Insurers are facing challenges in achieving their profitability targets. The majority of insurance carriers are now a days focusing on retention of customers rather than growth as the investments in retention can deliver better returns than investments in acquisition.

However, a general increase in premiums do not yield desired effect, neither in terms of retaining customer, nor in terms of overall portfolio profitability. The carriers need deeper analyses of their portfolios and need to adjust pricing for individual customer based on risks projected over time for their segment, subsequently increasing overall account profitability.


Solution Overview

We analysed historical data from 1998 to 2011 for Home Owners Policies to build a model that can predict the likelihood of user accepting offered policy quote on renewal. The various factors influencing the premium like insured property attributes, Coverages, policy details such as premium, customer details, claim status etcetera were analysed.

Quote To Cash

NIIT-Tech built a system to integrate the predictive model, that helps insurance company optimizing the price for individual customer based on his/her particular attributes, supplementing the classical rating structure.
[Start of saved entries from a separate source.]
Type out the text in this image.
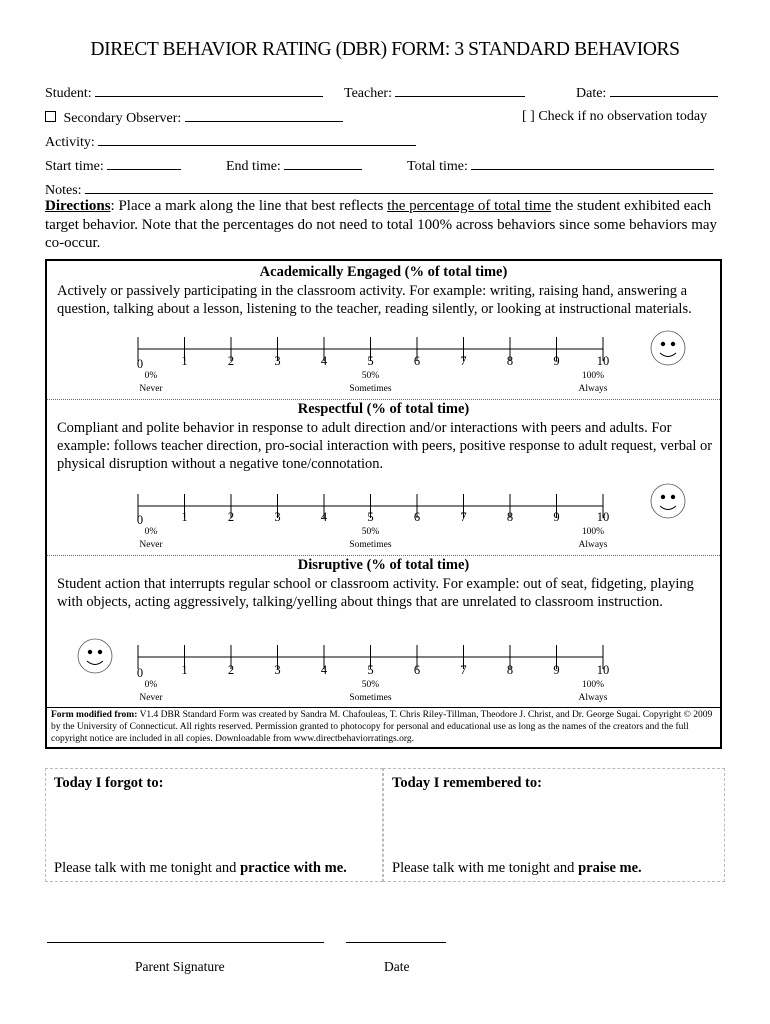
DIRECT BEHAVIOR RATING (DBR) FORM: 3 STANDARD BEHAVIORS
Student:	Teacher:	Date:
Secondary Observer:	[ ] Check if no observation today
Activity:
Start time:	End time:	Total time:
Notes:
Directions: Place a mark along the line that best reflects the percentage of total time the student exhibited each target behavior. Note that the percentages do not need to total 100% across behaviors since some behaviors may co-occur.
Academically Engaged (% of total time)
Actively or passively participating in the classroom activity. For example: writing, raising hand, answering a question, talking about a lesson, listening to the teacher, reading silently, or looking at instructional materials.
0	1	2	3	4	5	6	7	8	9	10
0%
Never
50%
Sometimes
100%
Always
Respectful (% of total time)
Compliant and polite behavior in response to adult direction and/or interactions with peers and adults. For example: follows teacher direction, pro-social interaction with peers, positive response to adult request, verbal or physical disruption without a negative tone/connotation.
0	1	2	3	4	5	6	7	8	9	10
0%
Never
50%
Sometimes
100%
Always
Disruptive (% of total time)
Student action that interrupts regular school or classroom activity. For example: out of seat, fidgeting, playing with objects, acting aggressively, talking/yelling about things that are unrelated to classroom instruction.
0	1	2	3	4	5	6	7	8	9	10
0%
Never
50%
Sometimes
100%
Always
Form modified from: V1.4 DBR Standard Form was created by Sandra M. Chafouleas, T. Chris Riley-Tillman, Theodore J. Christ, and Dr. George Sugai. Copyright © 2009 by the University of Connecticut. All rights reserved. Permission granted to photocopy for personal and educational use as long as the names of the creators and the full copyright notice are included in all copies. Downloadable from www.directbehaviorratings.org.
Today I forgot to:
Please talk with me tonight and practice with me.
Today I remembered to:
Please talk with me tonight and praise me.
Parent Signature	Date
The systems computes likelihood of individual accepting the offered price and provides the premium forecast for coming period. The insurer can define optimal price, within a range of reasonable prices, to increase insurer’s profits, or to increase the customer base, by retaining more current customers or obtain a greater share of new business. The goal of the Quote To Cash is to find premium level with the maximum likelihood of acceptance that will in turn maximize the revenue.
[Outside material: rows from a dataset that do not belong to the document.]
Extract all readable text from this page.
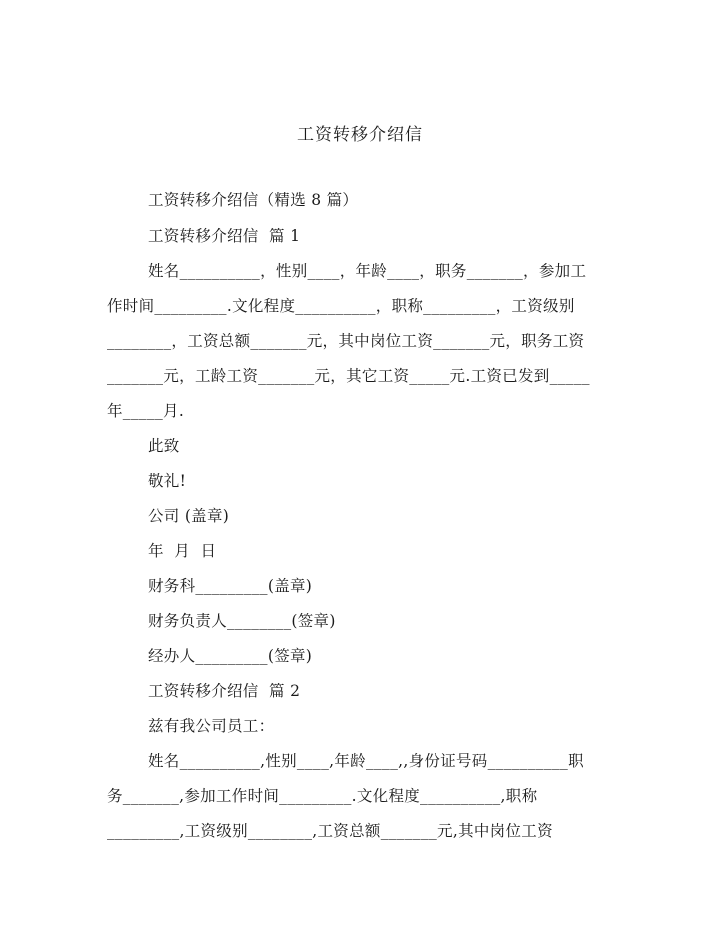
工资转移介绍信
工资转移介绍信（精选 8 篇）
工资转移介绍信  篇 1
姓名__________，性别____，年龄____，职务_______，参加工
作时间_________.文化程度__________，职称_________，工资级别
________，工资总额_______元，其中岗位工资_______元，职务工资
_______元，工龄工资_______元，其它工资_____元.工资已发到_____
年_____月.
此致
敬礼!
公司 (盖章)
年  月  日
财务科_________(盖章)
财务负责人________(签章)
经办人_________(签章)
工资转移介绍信  篇 2
兹有我公司员工：
姓名__________,性别____,年龄____,,身份证号码__________职
务_______,参加工作时间_________.文化程度__________,职称
_________,工资级别________,工资总额_______元,其中岗位工资
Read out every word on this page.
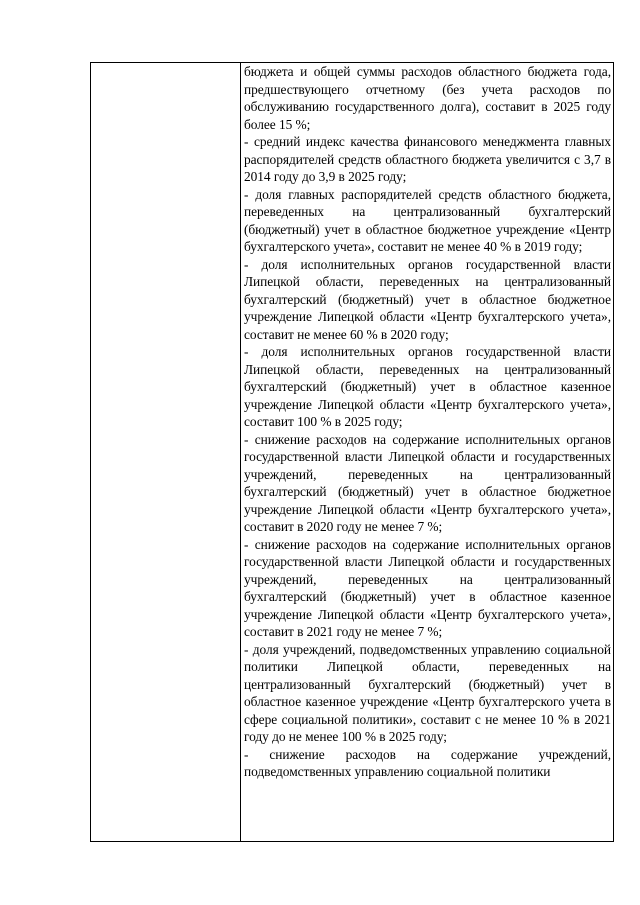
бюджета и общей суммы расходов областного бюджета года, предшествующего отчетному (без учета расходов по обслуживанию государственного долга), составит в 2025 году более 15 %;

- средний индекс качества финансового менеджмента главных распорядителей средств областного бюджета увеличится с 3,7 в 2014 году до 3,9 в 2025 году;

- доля главных распорядителей средств областного бюджета, переведенных на централизованный бухгалтерский (бюджетный) учет в областное бюджетное учреждение «Центр бухгалтерского учета», составит не менее 40 % в 2019 году;

- доля исполнительных органов государственной власти Липецкой области, переведенных на централизованный бухгалтерский (бюджетный) учет в областное бюджетное учреждение Липецкой области «Центр бухгалтерского учета», составит не менее 60 % в 2020 году;

- доля исполнительных органов государственной власти Липецкой области, переведенных на централизованный бухгалтерский (бюджетный) учет в областное казенное учреждение Липецкой области «Центр бухгалтерского учета», составит 100 % в 2025 году;

- снижение расходов на содержание исполнительных органов государственной власти Липецкой области и государственных учреждений, переведенных на централизованный бухгалтерский (бюджетный) учет в областное бюджетное учреждение Липецкой области «Центр бухгалтерского учета», составит в 2020 году не менее 7 %;

- снижение расходов на содержание исполнительных органов государственной власти Липецкой области и государственных учреждений, переведенных на централизованный бухгалтерский (бюджетный) учет в областное казенное учреждение Липецкой области «Центр бухгалтерского учета», составит в 2021 году не менее 7 %;

- доля учреждений, подведомственных управлению социальной политики Липецкой области, переведенных на централизованный бухгалтерский (бюджетный) учет в областное казенное учреждение «Центр бухгалтерского учета в сфере социальной политики», составит с не менее 10 % в 2021 году до не менее 100 % в 2025 году;

- снижение расходов на содержание учреждений, подведомственных управлению социальной политики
Instead of merely calculating a rate for a given class of insured based on the insurer’s internal data, largely driven by the losses, which we may term “traditional actuarial pricing”, system mathematically consider the expected likelihood of acceptance in response to proposed premium to be offered to the potential insured.

Portfolio Analyst

This can be achieved by identifying segments of portfolio based on profitability forecast of customers. Portfolio Analyst helps in identifying profiles that contribute positively to the portfolio and segregating segments which are under-priced based on their risk.

The segmentation solution provides view of the portfolio based on several parameters including expense, claims etcetera. It helps organizations to optimize their retention and acquisition strategy and is used to optimize pricing across portfolio.

Model Details

Algorithm Random Forest & XGBoost were used and finally results from XGBoost were utilized, which gave a higher 90% accuracy level. Overall for difference the difference between actual premium and predicted premium was very less, indicating that model is accuracy is good in most of the cases.